I have the following C code:
uint8_t firstValue = 111;
uint8_t secondValue = 145;
uint16_t temp = firstValue + secondValue;
if (temp > 0xFF) {
return true;
}
return false;
This is the alternative implementation:
uint8_t firstValue = 111;
uint8_t secondValue = 145;
if (firstValue + secondValue > 0xFF) {
return true;
}
return false;
The first example is obvious, the uint16_t type is big enough to contain the result.
When I tried the second example with the clang compiler on OS/X, it correctly returned true. What happens there? Is there some sort of temporary, bigger type to contain the result?

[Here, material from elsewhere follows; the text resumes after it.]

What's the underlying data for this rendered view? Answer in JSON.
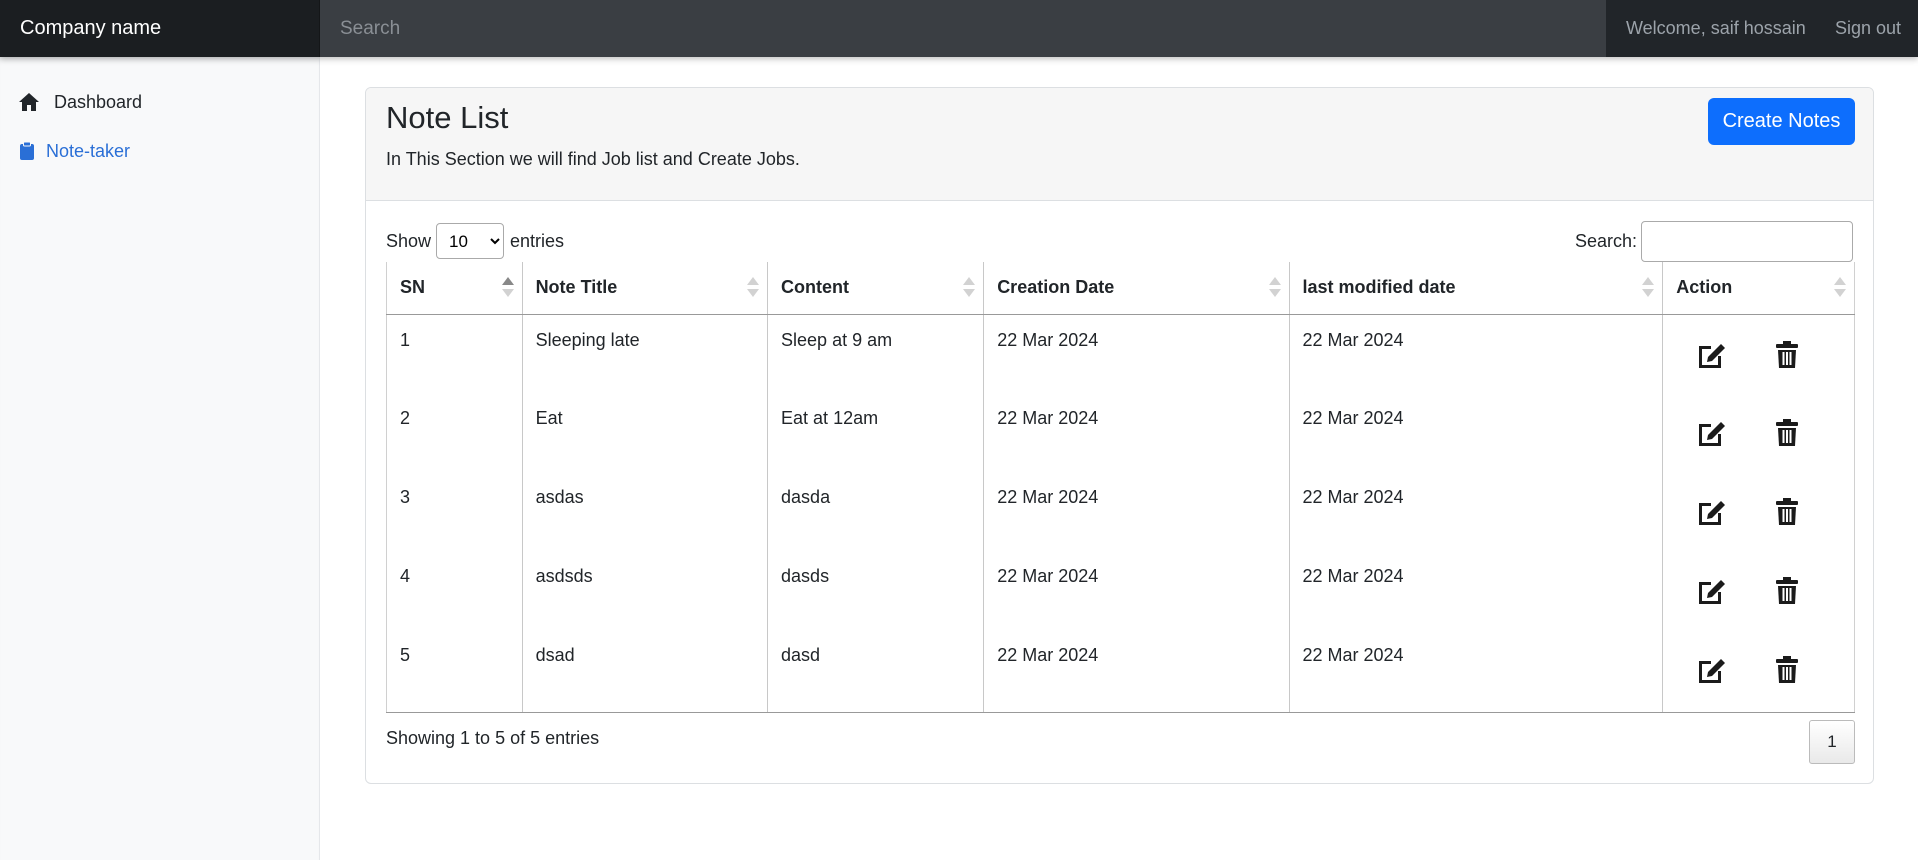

The operands of + are promoted to larger types, we can see this by going to draft C99 standard section 6.5.6 Additive operators which says:
If both operands have arithmetic type, the usual arithmetic conversions are performed on them.
and if we go to 6.3.1.8 Usual arithmetic conversions it says:
Otherwise, the integer promotions are performed on both operands.
and then we go to 6.3.1.1 Boolean, characters, and integers which says (emphasis mine):
If an int can represent all values of the original type, the value is converted to an int; otherwise, it is converted to an unsigned int. These are called the integer promotions.48) All other types are unchanged by the integer promotions.
So both operands of + in this case will be promoted to type int for the operation, so there is no overflow.
Note, Why must a short be converted to an int before arithmetic operations in C and C++? explains the rationale for promotions.